Alla fine dell'esperimento, il 3,3 per cento dei ratti sottoposti alla più bassa dose di radiazioni ha sviluppato dei gliomi maligni, un tipo di tumore al cervello. Le stesse conseguenze sono state osservate nel gruppo a medio dosaggio. È interessante notare, invece, che solo il 2,2 per cento dei ratti trattati con la dose più elevata abbia sviluppato dei tumori. Nel gruppo di controllo che non è stato esposto alle radiazioni, nessuno degli animali ha sviluppato dei gliomi.

Infine, in tutte e tre le categorie di esposizione è stato rilevato un lieve aumento di un raro tipo di tumore al cuore, chiamato schwannoma, dal 2,2 per cento nella categoria di esposizione più bassa al 5,5 percento in più alta. Nessuno degli animali del gruppo che non è stato inondato di radiazioni ha sviluppato questo disturbo.

Gli autori dello studio hanno dichiarato che l'aumento dei tumori è statisticamente rilevante e che i loro dati sono stati esaminati dai migliori esperti del settore. Eppure, non hanno fornito alcuna spiegazione circa il motivo dietro questa incidenza.

"Ci sono una serie di studi in programma o già in corso che potranno fornire una risposta a livello molecolare della questione," ha dichiarato Bucher, direttore associato del National Toxicology Program.

"Le radiazioni del telefoni cellulari in radiofrequenza sono oggetto di studio da molto tempo e sotto una grande varietà scenari di esposizione. Si tratta di un'area di studio ancora lontana dall'esaurirsi. Grazie alle nuove tecnologie a nostra disposizione, potremo studiare a fondo se i tumori sono connessi alle radiazioni in RF."

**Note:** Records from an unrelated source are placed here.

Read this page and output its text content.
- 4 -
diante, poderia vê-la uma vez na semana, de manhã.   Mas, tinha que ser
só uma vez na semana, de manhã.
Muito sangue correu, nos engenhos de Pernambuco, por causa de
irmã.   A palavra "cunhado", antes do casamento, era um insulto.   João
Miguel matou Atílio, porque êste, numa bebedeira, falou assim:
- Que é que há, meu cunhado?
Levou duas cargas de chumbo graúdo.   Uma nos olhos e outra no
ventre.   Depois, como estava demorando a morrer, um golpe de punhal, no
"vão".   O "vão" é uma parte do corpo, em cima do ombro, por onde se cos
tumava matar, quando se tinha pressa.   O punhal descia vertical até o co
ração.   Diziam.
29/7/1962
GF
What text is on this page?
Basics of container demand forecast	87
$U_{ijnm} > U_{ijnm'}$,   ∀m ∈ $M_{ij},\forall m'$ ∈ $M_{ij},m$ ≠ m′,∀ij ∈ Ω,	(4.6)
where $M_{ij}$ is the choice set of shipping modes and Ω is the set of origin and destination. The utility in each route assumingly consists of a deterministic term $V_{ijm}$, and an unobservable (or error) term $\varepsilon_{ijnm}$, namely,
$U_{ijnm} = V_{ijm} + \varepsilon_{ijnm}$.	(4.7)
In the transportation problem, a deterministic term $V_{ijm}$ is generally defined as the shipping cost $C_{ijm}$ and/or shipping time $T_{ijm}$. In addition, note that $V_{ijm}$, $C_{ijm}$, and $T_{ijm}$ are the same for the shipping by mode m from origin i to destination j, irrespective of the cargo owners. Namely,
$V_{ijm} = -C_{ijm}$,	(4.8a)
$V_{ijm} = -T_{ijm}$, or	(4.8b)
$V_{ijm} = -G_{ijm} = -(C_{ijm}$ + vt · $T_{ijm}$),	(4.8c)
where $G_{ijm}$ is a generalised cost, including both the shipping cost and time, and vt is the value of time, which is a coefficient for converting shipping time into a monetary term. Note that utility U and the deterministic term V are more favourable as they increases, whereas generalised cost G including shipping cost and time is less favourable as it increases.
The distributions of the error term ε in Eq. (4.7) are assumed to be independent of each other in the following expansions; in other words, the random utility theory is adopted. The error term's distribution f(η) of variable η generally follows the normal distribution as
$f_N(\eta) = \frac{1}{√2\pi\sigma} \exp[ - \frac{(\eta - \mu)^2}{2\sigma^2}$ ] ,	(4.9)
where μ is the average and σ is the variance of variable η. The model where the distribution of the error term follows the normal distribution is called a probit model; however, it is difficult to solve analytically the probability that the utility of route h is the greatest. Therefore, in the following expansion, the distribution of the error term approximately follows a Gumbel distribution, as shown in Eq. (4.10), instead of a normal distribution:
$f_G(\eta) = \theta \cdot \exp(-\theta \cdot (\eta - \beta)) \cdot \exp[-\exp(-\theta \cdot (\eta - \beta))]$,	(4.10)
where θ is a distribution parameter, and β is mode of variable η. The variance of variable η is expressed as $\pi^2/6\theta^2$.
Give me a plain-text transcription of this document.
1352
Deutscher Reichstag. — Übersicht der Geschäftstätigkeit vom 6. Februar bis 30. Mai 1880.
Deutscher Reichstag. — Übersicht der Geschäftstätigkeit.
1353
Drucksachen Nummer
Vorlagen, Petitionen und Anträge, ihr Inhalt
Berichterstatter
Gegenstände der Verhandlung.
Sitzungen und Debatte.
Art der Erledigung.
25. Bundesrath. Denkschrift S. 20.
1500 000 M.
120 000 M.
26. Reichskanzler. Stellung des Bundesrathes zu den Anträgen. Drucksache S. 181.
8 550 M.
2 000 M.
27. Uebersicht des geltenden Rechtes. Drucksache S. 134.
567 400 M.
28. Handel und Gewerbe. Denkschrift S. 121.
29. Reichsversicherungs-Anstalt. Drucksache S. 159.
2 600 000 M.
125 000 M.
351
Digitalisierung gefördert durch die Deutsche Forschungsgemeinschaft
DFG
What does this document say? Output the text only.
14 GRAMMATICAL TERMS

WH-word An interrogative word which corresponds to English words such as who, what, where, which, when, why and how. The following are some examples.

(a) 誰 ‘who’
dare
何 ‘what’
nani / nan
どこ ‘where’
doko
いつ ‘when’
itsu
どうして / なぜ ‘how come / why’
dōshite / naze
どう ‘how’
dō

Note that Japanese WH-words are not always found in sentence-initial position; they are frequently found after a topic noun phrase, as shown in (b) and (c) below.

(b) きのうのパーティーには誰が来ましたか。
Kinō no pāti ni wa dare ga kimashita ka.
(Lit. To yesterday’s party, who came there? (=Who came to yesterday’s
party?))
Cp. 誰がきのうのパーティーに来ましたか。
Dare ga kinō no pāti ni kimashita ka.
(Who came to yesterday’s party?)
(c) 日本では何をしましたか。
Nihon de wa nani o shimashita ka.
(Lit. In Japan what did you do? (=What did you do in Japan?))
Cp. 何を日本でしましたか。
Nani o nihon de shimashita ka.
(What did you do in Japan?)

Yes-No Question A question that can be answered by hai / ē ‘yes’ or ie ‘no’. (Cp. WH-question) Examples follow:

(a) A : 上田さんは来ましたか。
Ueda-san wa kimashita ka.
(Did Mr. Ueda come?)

Lo studio ha sollevato anche delle critiche. Nonostante Bucher abbia dichiarato ai giornalisti che il lavoro ha passato la maggior parte delle valutazioni della peer review, il Dr. Michael Lauer del National Institutes of Health, ha scritto che non accetta i suoi risultati e che l'Aumento dei tassi di cancro è attribuibile a dei "falsi positivi", oltre a sottolineare altri presunti difetti.

Bucher ritiene che questo studio abbia un valore in sé, se non altro per stimolare ulteriormente la discussione circa le potenziali proprietà cancerogene dei telefoni cellulari. Senza dubbio, si tratta di un'area di ricerca che merita di essere approfondita.

Invece, per quanto noi che dobbiamo capire se è il caso di buttare via i nostri telefoni, l'approccio migliore per ora sembra quello di attendere ulteriori sviluppi. (L'OMS ha indicato modi per limitare l'esposizione, ad esempio, l'utilizzo del vivavoce.) Bucher non ha intenzione di modificare le proprie abitudini d'uso del telefono cellulare—anche se ha specificato di utilizzarlo solo per un'ora al giorno.